Wie komme ich zu meinem Recht? – Richtige Anträge und Rechtsbegehren

Von: Tarkan Göksu, Prof. Dr. iur., Rechtsanwalt, Fachanwalt SAV Erbrecht, Lehrbeauftragter Universität Freiburg

Zusammenfassung: Der familienrechtliche Prozess wird – wie jeder andere Zivilprozess – grundsätzlich von der Dispositionsmaxime beherrscht. Dies gilt insbesondere für den Ehegattenunterhalt und die güterrechtliche Auseinandersetzung. Was in diesem Zusammenhang nicht verlangt wird, darf nicht zugesprochen werden; wenn zu wenig oder das Falsche verlangt wird, geht der materiellrechtliche Anspruch grundsätzlich verloren; vorbehalten bleibt die anwaltliche Haftung.

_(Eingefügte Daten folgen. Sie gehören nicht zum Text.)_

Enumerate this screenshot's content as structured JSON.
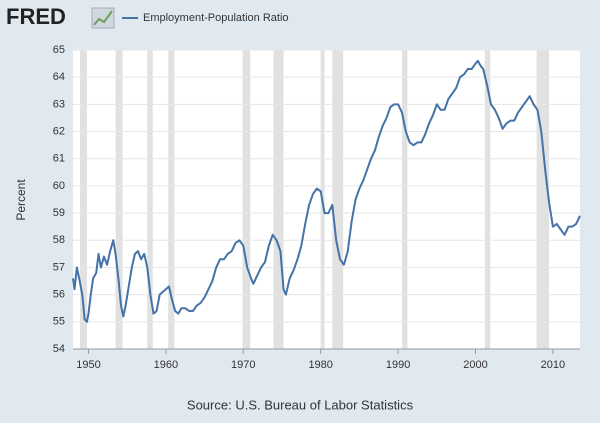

Gerade bei verzwickten Sachverhaltskonstellationen ist daher die Anwaltschaft angesichts der Dispositionsmaxime stark gefordert. Es ist in Szenarien zu denken und zu prüfen, welche materiellrechtlichen Ansprüche allenfalls bestehen (z.B. höherer Ehegattenunterhalt, wenn Kindesunterhalt tiefer ausfällt, Entschädigungsforderung, wenn Zuweisung der Familienwohnung verweigert wird), sofern die Anträge nicht durchdringen; gegebenenfalls sind Eventualbegehren zu stellen.

Können Rechtsbegehren nicht in der genügend genauen Bestimmtheit gestellt werden, weil dies bei Prozessbeginn unzumutbar oder unmöglich ist, können unbezifferte Begehren gestellt werden (Art. 85 Abs. 1 ZPO). Allenfalls ist dies mit Auskunftsbegehren (Art. 170 ZGB) zu verbinden (sog. Stufenklage). Nach Erteilung der Auskunft bzw. Abschluss des Beweisverfahrens ist die genaue Bezifferung der Rechtsbegehren nachzuholen (Art. 85 Abs. 2 ZPO).

Wo dagegen die Offizialmaxime gilt und somit bei allen Kinderbelangen sowie bei der beruflichen Vorsorge, bestehen diese prozessualen Lasten nicht. Das Gericht ist an die Parteianträge nicht gebunden, kann mehr oder etwas völlig anderes zusprechen, als beantragt wurde, und hat selbst dann den materiellrechtlichen Anspruch zu gewähren, wenn überhaupt keine Anträge von keiner Seite gestellt wurden.


In: Der Familienprozess: Beweis – Strategie – Durchsetzung, Alexandra Jungo und Christiana Fountoulakis, 2020, S. 77 ff.